What is one “miss” or lesson learned the hard way so far for your company in 2023?

I’m not sure there have been any big misses, but there’ve been a lot of little misses. If I had to come up with one, it would be how much slower we have been in understanding the changes in the expectations of the workforce. Some of these changes happened during the pandemic but are permanent. With a lot of those things, we thought, well, it will go back to the way it was and then we realized that, no, there’s a whole lot of things with the expectations of the workforce that just aren’t going back.

With regards to staffing, have staffing pressures eased at all since the start of this year?

Yes, I think we’re starting to see some easing. There was a period of time when even some of the most entry-level positions used to be challenging to fulfill, such as in environmental services and dietary services. We’re starting to see that change a little bit. And our efforts in finding students for our nursing assistant classes, to get them certified and trained, have really been picking up of late.

As we approach the 6-month mark in 2023, what word would you say best describes the year so far for your company and why?

Well, we’ve always described ourselves as, we wanted to be better, different and innovative. Those three words kind of capture what has been the essence of our family and the company for all of its 50 years. And, and I would say 2023 so far has definitely challenged us to be different. It’s been about finding ways to be different, how to set yourself apart as a provider, how to set yourself apart as an employer, how to be different from the competition. When it comes to staffing, we’re competing with all kinds of other employers, so we stress on how we can be different.

How does having a culture based on “family” impact quality of care?

I was just at one of our buildings, which is one within half an hour from where I grew up. I ended up talking to one of our residents, who turned out to be my Sunday School teacher when I was a little kid.
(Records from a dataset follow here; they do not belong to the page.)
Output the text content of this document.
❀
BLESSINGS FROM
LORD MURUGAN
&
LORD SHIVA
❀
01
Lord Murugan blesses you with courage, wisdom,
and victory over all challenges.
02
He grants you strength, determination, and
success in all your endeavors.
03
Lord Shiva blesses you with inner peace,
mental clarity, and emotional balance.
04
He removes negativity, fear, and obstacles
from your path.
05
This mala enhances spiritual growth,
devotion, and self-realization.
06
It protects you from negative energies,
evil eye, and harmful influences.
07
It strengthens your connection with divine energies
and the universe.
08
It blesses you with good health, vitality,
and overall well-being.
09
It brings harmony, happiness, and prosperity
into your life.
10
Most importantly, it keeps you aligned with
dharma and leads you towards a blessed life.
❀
So yeah, it’s knowing people personally, it’s having that connection of knowing about somebody, knowing about their family. We’re all in small towns in rural Western Pennsylvania. So it is about building relationships and actually getting to know people, whether they’re staff or residents. That ultimately is what people want. They want to be cared for, work with, and be employed by somebody who they think actually cares about and for them.